# Rare opportunity on a killer PG amp !



## jbreddawg (Dec 28, 2009)

Not mine, I just hope someone here gets to buy this killer amp !! 

Phoenix Gold Son of Frank Amp'n Stein car amplifier | eBay


----------



## lowblueranger (Feb 11, 2011)

I'm trying to get it but someone keeps outbidding me!!!!!!!!!!!


----------



## jbreddawg (Dec 28, 2009)

lowblueranger said:


> I'm trying to get it but someone keeps outbidding me!!!!!!!!!!!


Just keep bidding !!!


----------



## dino5666 (Feb 4, 2010)

You have 4 days. GL


----------



## lowblueranger (Feb 11, 2011)

Way too much cash for such a ruff looking example.


----------



## bigdwiz (Oct 7, 2010)

lowblueranger said:


> Way too much cash for such a ruff looking example.

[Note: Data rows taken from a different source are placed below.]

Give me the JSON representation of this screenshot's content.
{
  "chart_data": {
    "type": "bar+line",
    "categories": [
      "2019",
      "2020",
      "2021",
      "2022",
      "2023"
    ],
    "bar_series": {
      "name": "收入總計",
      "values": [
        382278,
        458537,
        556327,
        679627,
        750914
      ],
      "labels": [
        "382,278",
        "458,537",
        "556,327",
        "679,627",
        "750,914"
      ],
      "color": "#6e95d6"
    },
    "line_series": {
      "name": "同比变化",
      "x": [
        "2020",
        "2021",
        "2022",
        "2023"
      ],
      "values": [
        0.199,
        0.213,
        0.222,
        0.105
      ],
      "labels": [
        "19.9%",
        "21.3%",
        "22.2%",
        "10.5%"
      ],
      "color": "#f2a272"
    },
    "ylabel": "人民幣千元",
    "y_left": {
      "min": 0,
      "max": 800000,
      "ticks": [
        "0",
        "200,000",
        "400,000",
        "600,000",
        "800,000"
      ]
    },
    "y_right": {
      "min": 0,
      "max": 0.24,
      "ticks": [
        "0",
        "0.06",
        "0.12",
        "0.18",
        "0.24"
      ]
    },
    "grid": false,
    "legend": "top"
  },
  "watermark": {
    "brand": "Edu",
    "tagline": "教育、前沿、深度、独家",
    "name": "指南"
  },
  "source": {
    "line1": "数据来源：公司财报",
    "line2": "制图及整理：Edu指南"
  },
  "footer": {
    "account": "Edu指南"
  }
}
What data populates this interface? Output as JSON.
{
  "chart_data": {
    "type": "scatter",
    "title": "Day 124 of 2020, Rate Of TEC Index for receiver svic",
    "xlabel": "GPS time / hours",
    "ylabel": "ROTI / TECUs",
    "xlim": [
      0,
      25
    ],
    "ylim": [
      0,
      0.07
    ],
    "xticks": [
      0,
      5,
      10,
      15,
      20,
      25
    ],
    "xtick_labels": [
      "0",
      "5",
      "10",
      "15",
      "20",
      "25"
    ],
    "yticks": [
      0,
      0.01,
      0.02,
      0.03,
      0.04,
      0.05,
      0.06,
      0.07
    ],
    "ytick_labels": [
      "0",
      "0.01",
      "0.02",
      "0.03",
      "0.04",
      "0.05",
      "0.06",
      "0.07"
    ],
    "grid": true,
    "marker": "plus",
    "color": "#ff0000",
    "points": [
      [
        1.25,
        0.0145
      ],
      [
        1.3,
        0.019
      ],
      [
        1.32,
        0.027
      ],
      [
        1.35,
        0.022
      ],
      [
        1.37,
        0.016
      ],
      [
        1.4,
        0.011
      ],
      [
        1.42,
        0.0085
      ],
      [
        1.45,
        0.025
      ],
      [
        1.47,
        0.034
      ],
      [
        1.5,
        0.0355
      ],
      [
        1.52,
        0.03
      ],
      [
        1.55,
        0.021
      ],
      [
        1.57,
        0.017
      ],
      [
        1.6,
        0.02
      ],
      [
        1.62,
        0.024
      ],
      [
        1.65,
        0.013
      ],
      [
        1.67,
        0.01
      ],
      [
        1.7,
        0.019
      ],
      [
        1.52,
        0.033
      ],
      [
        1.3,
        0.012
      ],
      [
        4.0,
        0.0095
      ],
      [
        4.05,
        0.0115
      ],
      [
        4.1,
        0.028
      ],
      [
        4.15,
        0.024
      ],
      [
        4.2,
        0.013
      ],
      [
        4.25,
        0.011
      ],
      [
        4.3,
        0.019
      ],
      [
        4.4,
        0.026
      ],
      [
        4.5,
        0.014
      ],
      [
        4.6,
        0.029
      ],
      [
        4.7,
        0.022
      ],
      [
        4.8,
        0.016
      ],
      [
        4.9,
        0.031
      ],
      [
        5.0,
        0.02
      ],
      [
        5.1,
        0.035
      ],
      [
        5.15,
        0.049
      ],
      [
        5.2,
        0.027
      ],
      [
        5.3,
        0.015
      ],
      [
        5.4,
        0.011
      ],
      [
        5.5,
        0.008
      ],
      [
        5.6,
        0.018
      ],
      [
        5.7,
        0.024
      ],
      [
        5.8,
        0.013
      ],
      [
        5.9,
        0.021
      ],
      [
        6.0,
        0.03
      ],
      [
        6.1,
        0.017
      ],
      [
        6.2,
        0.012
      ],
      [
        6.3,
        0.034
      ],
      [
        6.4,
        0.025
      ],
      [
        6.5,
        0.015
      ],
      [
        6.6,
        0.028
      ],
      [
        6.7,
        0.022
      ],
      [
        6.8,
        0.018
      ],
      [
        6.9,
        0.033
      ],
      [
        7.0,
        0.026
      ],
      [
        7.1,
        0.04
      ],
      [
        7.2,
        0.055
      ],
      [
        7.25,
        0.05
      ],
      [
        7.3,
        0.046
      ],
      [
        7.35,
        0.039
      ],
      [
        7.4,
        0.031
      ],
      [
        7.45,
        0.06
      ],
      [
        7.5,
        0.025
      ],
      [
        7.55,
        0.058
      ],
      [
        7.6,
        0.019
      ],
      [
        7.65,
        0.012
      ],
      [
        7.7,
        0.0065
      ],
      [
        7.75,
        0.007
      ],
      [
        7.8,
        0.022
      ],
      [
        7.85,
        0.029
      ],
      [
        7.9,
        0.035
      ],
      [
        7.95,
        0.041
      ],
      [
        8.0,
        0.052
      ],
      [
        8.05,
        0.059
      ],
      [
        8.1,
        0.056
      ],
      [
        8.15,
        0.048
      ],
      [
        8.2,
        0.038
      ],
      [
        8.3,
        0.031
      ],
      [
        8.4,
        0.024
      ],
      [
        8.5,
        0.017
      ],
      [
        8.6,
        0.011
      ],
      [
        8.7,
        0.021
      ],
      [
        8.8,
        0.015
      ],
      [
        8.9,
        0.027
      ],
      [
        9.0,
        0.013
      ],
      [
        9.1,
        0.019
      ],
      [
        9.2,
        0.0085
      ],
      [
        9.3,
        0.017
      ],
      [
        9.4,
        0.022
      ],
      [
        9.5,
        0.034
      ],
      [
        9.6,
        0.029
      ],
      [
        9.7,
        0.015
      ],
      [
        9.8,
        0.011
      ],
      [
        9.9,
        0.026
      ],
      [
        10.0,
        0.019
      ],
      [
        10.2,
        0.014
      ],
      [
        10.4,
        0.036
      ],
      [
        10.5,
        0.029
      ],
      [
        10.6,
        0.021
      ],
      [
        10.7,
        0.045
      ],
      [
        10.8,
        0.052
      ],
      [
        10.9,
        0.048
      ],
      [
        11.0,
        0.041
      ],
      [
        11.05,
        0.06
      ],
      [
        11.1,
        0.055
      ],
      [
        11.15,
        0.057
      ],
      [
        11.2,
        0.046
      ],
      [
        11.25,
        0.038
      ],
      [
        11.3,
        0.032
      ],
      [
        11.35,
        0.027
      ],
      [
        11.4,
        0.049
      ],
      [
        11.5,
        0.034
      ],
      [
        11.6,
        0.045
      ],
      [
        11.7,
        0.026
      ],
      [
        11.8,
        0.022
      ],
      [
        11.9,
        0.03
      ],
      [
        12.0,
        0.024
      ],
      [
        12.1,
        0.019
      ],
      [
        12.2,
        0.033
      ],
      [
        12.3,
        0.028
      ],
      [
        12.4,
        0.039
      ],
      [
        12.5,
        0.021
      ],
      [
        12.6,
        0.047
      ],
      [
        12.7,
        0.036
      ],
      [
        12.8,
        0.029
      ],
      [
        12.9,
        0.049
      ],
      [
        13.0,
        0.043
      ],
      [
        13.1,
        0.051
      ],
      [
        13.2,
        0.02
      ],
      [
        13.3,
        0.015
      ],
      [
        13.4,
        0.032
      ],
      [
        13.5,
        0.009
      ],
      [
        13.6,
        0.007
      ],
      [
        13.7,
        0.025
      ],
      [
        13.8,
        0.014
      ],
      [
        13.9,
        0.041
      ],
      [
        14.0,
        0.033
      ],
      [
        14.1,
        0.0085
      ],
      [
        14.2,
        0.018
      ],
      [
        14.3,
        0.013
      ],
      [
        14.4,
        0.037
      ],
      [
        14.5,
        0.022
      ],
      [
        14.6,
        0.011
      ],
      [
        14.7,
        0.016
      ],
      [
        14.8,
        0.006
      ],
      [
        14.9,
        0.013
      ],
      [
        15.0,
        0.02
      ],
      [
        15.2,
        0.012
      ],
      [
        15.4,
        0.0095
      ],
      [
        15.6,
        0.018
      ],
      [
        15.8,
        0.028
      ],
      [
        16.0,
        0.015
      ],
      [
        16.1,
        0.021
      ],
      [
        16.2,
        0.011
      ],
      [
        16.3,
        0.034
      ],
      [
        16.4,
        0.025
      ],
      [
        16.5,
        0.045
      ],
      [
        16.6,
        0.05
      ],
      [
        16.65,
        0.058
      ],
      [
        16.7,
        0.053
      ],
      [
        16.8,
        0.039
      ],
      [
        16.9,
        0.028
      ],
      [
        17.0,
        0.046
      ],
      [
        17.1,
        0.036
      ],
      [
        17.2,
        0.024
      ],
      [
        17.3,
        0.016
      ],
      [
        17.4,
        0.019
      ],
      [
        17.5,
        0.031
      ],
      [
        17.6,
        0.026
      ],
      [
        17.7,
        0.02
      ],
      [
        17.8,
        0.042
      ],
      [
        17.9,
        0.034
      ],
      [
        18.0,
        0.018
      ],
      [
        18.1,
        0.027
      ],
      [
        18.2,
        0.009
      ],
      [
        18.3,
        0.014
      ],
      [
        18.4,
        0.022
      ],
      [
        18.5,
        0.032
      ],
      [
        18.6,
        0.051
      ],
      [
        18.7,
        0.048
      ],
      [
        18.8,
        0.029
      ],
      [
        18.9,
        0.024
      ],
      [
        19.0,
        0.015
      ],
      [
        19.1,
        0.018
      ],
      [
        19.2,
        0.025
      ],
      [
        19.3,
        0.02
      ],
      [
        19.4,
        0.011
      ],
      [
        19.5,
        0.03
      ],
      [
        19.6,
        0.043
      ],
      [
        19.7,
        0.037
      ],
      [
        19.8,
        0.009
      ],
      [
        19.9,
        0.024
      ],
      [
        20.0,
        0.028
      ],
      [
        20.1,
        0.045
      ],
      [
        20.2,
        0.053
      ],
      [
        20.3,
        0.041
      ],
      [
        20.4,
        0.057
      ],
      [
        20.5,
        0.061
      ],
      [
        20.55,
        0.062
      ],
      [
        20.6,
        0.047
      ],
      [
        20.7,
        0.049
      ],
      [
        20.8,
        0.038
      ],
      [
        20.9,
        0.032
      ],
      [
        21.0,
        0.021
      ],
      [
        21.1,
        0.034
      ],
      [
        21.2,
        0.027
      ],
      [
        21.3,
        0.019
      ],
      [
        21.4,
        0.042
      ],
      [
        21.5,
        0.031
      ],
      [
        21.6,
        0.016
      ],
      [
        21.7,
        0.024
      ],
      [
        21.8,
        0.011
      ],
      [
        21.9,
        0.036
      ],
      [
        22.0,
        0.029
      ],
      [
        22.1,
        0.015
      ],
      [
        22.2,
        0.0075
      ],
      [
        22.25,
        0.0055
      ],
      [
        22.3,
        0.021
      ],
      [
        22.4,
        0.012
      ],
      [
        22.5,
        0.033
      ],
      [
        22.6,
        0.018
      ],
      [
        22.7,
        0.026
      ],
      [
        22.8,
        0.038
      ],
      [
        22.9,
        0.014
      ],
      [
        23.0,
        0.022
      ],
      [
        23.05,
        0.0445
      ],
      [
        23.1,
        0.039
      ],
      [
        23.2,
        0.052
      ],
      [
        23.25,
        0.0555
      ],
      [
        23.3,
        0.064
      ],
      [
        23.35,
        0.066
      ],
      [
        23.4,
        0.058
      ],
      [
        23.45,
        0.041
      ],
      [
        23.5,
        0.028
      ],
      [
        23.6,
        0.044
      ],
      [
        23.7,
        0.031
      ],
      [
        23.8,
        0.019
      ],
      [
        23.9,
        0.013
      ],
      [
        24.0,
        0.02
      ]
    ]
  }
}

Exactly what I was thinking! LBR, maybe ask around the phoenixphorum if you want one of these. Not sure anyone will part with one, but some of those guys have 2 or 3 of them .


---


----------



## lowblueranger (Feb 11, 2011)

Maybe I will- at least it will be a clean amp if someone on there has a "extra" one.


----------



## W8 a minute (Aug 16, 2007)

I smell a shill bidder. :worried:


----------



## ttocs388 (Jun 25, 2010)

what did happen to the one end? The plexi is fogged over and has rust on it where the screws are under it. Was it exposed to water or is the fogging the smoke resedue from something popping? You also said the plexi has no cracks ther then the corners but it looks like in the one pic there is a crack. I could be wrong but I would have to agree that if someone pays that much for it, with the description given will be disappointed.


----------



## XaznKewLguyX (Sep 5, 2007)

lowblueranger said:


> I'm trying to get it but someone keeps outbidding me!!!!!!!!!!!


Your supposed to wait till the last 5 seconds.


----------



## jbreddawg (Dec 28, 2009)

XaznKewLguyX said:


> Your supposed to wait till the last 5 seconds.


No no ! Your supposed to make sure your bid is ALWAYS on top !!


----------



## FAUEE (Jul 22, 2010)

Just in case you weren't aware, the amp has monster bass. So be prepared. I didn't know the amp had monster bass, was nice of the seller to warn us. If I had bought it and wasn't expecting its monster bass, I dunno what could have happened...


----------



## jbreddawg (Dec 28, 2009)

I'm shocked at what this sold for !!! If it was mint I could see it but this one ?


----------



## ghostinhere (Mar 24, 2009)

that surprised me too


----------



## lowblueranger (Feb 11, 2011)

Way too much- probably be relisted in a few weeks, no way someone paying that much for that amp in that condition.


----------